Хеггену пришлось принять на себя все хлопоты по похоронам и по устройству дел Йенни. Матери Йенни он написал, что ее дочь умерла от разрыва сердца. Все эти хлопоты утомляли его, но вместе с тем он находил в этом некоторую отраду. Ему становилось точно легче от сознания, что никто не знает о его горе. Настоящее объяснение случившегося знал он один, и он скрыл его в тайниках своей души. И от этого его безграничное горе ушло в самую глубь. Тайна Йенни принадлежала ему одному.

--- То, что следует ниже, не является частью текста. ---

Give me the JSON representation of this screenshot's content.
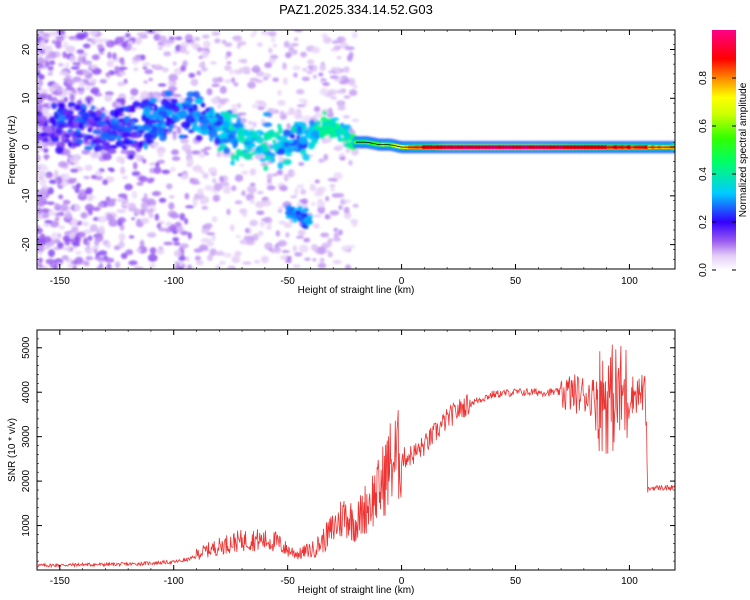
{
  "title": "PAZ1.2025.334.14.52.G03",
  "chart_data": [
    {
      "type": "heatmap",
      "name": "spectrogram",
      "xlabel": "Height of straight line (km)",
      "ylabel": "Frequency (Hz)",
      "xlim": [
        -160,
        120
      ],
      "ylim": [
        -25,
        24
      ],
      "xticks": [
        -150,
        -100,
        -50,
        0,
        50,
        100
      ],
      "yticks": [
        -20,
        -10,
        0,
        10,
        20
      ],
      "ridge": {
        "x": [
          -160,
          -150,
          -140,
          -130,
          -120,
          -110,
          -100,
          -90,
          -80,
          -70,
          -60,
          -50,
          -40,
          -35,
          -30,
          -25,
          -20,
          -15,
          -10,
          -5,
          0,
          10,
          20,
          40,
          60,
          80,
          100,
          120
        ],
        "freq": [
          3,
          4,
          5,
          3,
          4,
          6,
          7,
          6,
          4,
          2,
          1,
          1,
          2,
          4,
          4,
          3,
          1,
          1,
          0.5,
          0.5,
          0,
          0,
          0,
          0,
          0,
          0,
          0,
          0
        ],
        "amplitude": [
          0.1,
          0.2,
          0.2,
          0.2,
          0.2,
          0.25,
          0.25,
          0.25,
          0.3,
          0.35,
          0.35,
          0.3,
          0.3,
          0.4,
          0.4,
          0.35,
          0.45,
          0.5,
          0.55,
          0.6,
          0.7,
          0.85,
          0.95,
          0.95,
          0.95,
          0.9,
          0.85,
          0.75
        ]
      },
      "lower_branch": {
        "x": [
          -50,
          -45,
          -40
        ],
        "freq": [
          -13,
          -14,
          -15
        ]
      },
      "colorbar": {
        "label": "Normalized spectral amplitude",
        "range": [
          0,
          1
        ],
        "ticks": [
          0.0,
          0.2,
          0.4,
          0.6,
          0.8
        ]
      }
    },
    {
      "type": "line",
      "name": "snr",
      "xlabel": "Height of straight line (km)",
      "ylabel": "SNR (10 * v/v)",
      "xlim": [
        -160,
        120
      ],
      "ylim": [
        0,
        5400
      ],
      "xticks": [
        -150,
        -100,
        -50,
        0,
        50,
        100
      ],
      "yticks": [
        1000,
        2000,
        3000,
        4000,
        5000
      ],
      "color": "#ee3333",
      "series": [
        {
          "name": "SNR",
          "x": [
            -160,
            -140,
            -120,
            -100,
            -95,
            -90,
            -85,
            -80,
            -75,
            -70,
            -65,
            -60,
            -55,
            -50,
            -45,
            -40,
            -35,
            -30,
            -25,
            -20,
            -15,
            -10,
            -5,
            0,
            5,
            10,
            15,
            20,
            25,
            30,
            35,
            40,
            50,
            60,
            70,
            80,
            85,
            90,
            95,
            100,
            107,
            108,
            110,
            115,
            120
          ],
          "y": [
            100,
            120,
            130,
            180,
            220,
            300,
            380,
            450,
            520,
            560,
            580,
            560,
            540,
            380,
            300,
            400,
            600,
            900,
            1200,
            1000,
            1400,
            1700,
            2300,
            2500,
            2600,
            2800,
            3100,
            3400,
            3600,
            3750,
            3850,
            3950,
            4000,
            4000,
            4000,
            3950,
            3900,
            3850,
            3900,
            3950,
            4000,
            1800,
            1850,
            1850,
            1850
          ]
        }
      ]
    }
  ]
}
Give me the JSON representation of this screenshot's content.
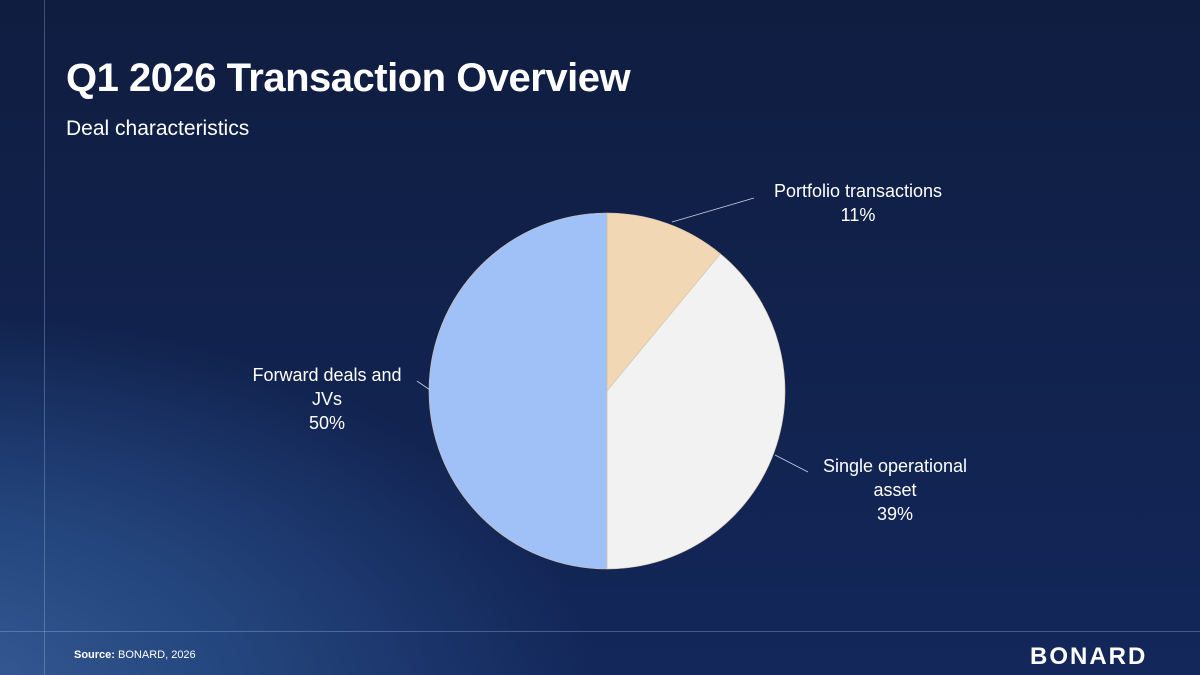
{
  "header": {
    "title": "Q1 2026 Transaction Overview",
    "subtitle": "Deal characteristics"
  },
  "chart_data": {
    "type": "pie",
    "title": "",
    "slices": [
      {
        "label_lines": [
          "Portfolio transactions"
        ],
        "value": 11,
        "value_label": "11%",
        "color": "#f2d7b5"
      },
      {
        "label_lines": [
          "Single operational",
          "asset"
        ],
        "value": 39,
        "value_label": "39%",
        "color": "#f2f2f2"
      },
      {
        "label_lines": [
          "Forward deals and",
          "JVs"
        ],
        "value": 50,
        "value_label": "50%",
        "color": "#a0c0f8"
      }
    ],
    "start_angle_deg": 0,
    "direction": "clockwise"
  },
  "footer": {
    "source_prefix": "Source:",
    "source_text": " BONARD, 2026",
    "logo": "BONARD"
  }
}
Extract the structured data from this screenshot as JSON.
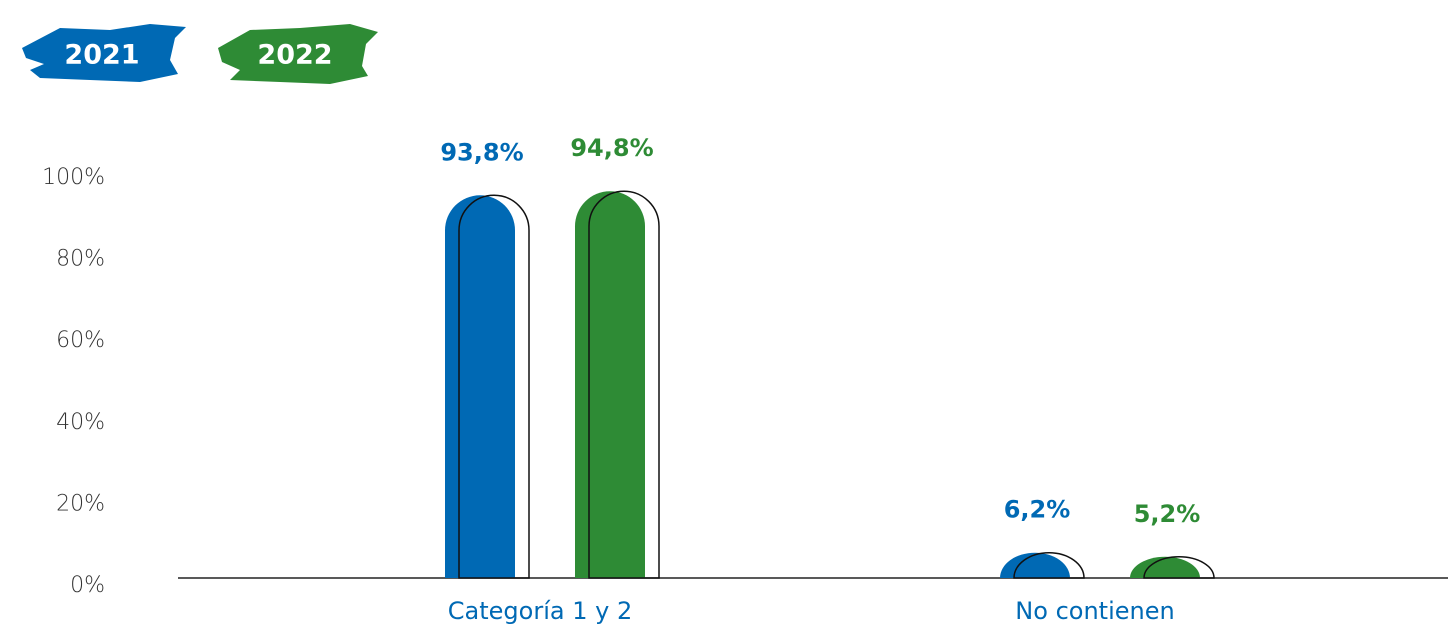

Но он вспомнил, что в то утро, когда он бросился за доктором, а другой остался с ней один, что тогда у него явилось неудержимое желание сказать Хельге Граму то, что он знал… и сказать это так, чтобы сердце того превратилось в золу, как его собственное в те минуты.
Но в последующие дни это желание совершенно умерло в нем; все, что он знал, стало тайной между ним и умершей. Это стало тайной их любви. А Хельге Грам был случайный, посторонний человек, и у Гуннара не было больше никакого желания мстить ему. Не чувствовал он к нему и сострадания, видя его горе и его ужас перед непостижимым.
Все произошло только потому, что Йенни была такова, какова она была по натуре. И он, Гуннар, вначале не понимал ее. Он думал, что она дерево, которое пустит глубокие корни и укрепится в почве, тогда как Йенни была нежным цветком, тянувшимся к свету и солнцу. И для него будет вечным горем, что он увидел это слишком поздно. Когда стебель цветка надломится, то он уже не выпрямляется больше.
И она умерла. Гуннара потрясли глухие рыдания.
Он вспомнил, как он в то утро ходил по террасе над ее головой, а она умирала… Он смутно припоминал, что он был во власти бешенства. Он был вне себя от злобы против нее за то, что она могла так поступить. Ведь он умолял ее позволить ему отнести ее на руках от края пропасти, над которой она стояла… А она бросилась в бездну у него же на глазах. Когда он увидел ее мертвой, им снова овладел припадок бешенства за то, что она убила себя. Ведь он простил бы ее, он, все равно, не отпустил бы ее от себя… помог бы ей… и любил бы ее, несмотря ни на что.
– О, Йенни, Йенни, зачем ты сделала это! – повторял он про себя.
В нескольких шагах от него росли в траве красные анемоны. Когда он приподнял с могилы голову, его взгляд упал на эти цветы. Как-то машинально он встал и сорвал несколько цветов.
Весна, весна!
Он вспомнил, как в один прекрасный весенний день ездил вместе с Йенни в Витербо. И снова его потрясли рыдания.
Гуннар Хегген не сознавал, что он в своем беспредельном отчаянии поднял руки к небу и говорил вполголоса с самим собой. Анемоны он держал в правой руке, но он и этого не сознавал.
Продолжая шептать что-то и прижимая к груди анемоны, он медленно повернулся и пошел к темной кипарисовой роще.
Примечания
1. Альмквист Карл (1793–1866) – шведский писатель.
2. Виски с содовой водой.
3. Ульстер – род верхней одежды, в виде пальто с широкой спинкой, стянутой хлястиком.